Prévoir une alternative
Au service Roms et gens du voyage du centre d’intégration « Foyer »4, la mendicité est un sujet qu’on connaît bien. La structure est un point d’appui pour les services qui rencontrent des populations roms, et pour les Roms eux-mêmes. Dans ce cadre, ce centre flamand effectue un travail de médiation. La scolarisation des enfants est leur « principale accroche » auprès des Roms. Koen Geurts, le coordinateur du service, n’est pas forcément opposé à l’idée de sanctionner la mendicité infantile, « mais certainement pas par des peines de prison, ni en séparant les familles », dit-il, catégorique. La sanction, il la considère comme le dernier maillon de la chaîne : « Interdire, c’est trop peu. Il faut proposer une alternative. Nous sommes favorables à un meilleur accompagnement, à une action pour que l’enfant soit à l’école le plus vite possible, dès la maternelle. Cela nécessite un gros travail d’information. Les Roms ont une vie précaire et n’ont jamais senti les avantages de la scolarité, car ils ont été discriminés. Quand un médiateur les guide, les met à l’aise, les informe, gagne leur confiance, souvent le but est atteint. A ce niveau-là, il y a une tendance à l’amélioration. Mais il faut des médiateurs. »
Si Koen Geurts souligne les résultats positifs qu’a engrangés le Foyer, il ne verse pas pour autant dans l’angélisme : « Malgré le travail de médiation, il y a des récalcitrants. Si des parents refusent que leur enfant aille à l’école, il faut d’abord voir pourquoi.
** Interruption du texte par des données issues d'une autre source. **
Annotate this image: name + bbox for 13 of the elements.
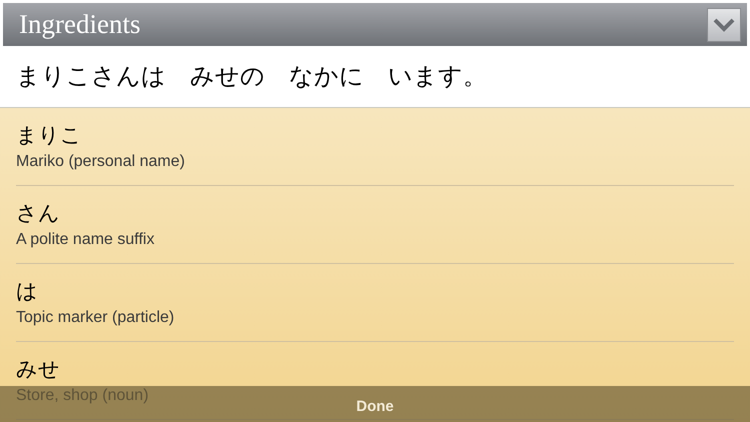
chevron-down-icon <box>713 18 735 32</box>
word-meaning: A polite name suffix <box>16 230 154 250</box>
word-meaning: Store, shop (noun) <box>16 386 149 406</box>
japanese-sentence: まりこさんは みせの なかに います。 <box>16 62 487 92</box>
collapse-button[interactable] <box>707 8 741 42</box>
japanese-word: さん <box>16 200 60 226</box>
japanese-word: みせ <box>16 356 60 382</box>
word-meaning: Mariko (personal name) <box>16 152 185 172</box>
japanese-word: は <box>16 278 38 304</box>
word-meaning: Topic marker (particle) <box>16 308 174 328</box>
japanese-word: まりこ <box>16 122 82 148</box>
done-button[interactable]: Done <box>344 396 406 418</box>
title: Ingredients <box>19 8 140 42</box>
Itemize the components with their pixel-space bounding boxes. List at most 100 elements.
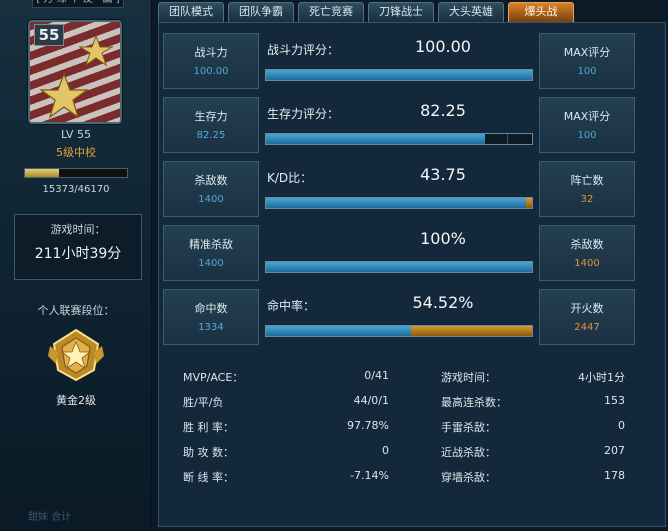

Et si des parents exploitent leurs enfants, alors pourquoi pas une sanction ? Il faut en effet prévoir une force sanctionnante qui soutient le travail des médiateurs. Cela peut être une mesure du Juge de la jeunesse, ou une petite amende, adaptée à la réalité de ces familles, il faudrait presque encadrer ces familles pour obliger l’enfant à aller à l’école. Si les juges s’y mettent, cela peut faire bouger les choses, il n’y a pas forcément besoin d’une nouvelle loi. »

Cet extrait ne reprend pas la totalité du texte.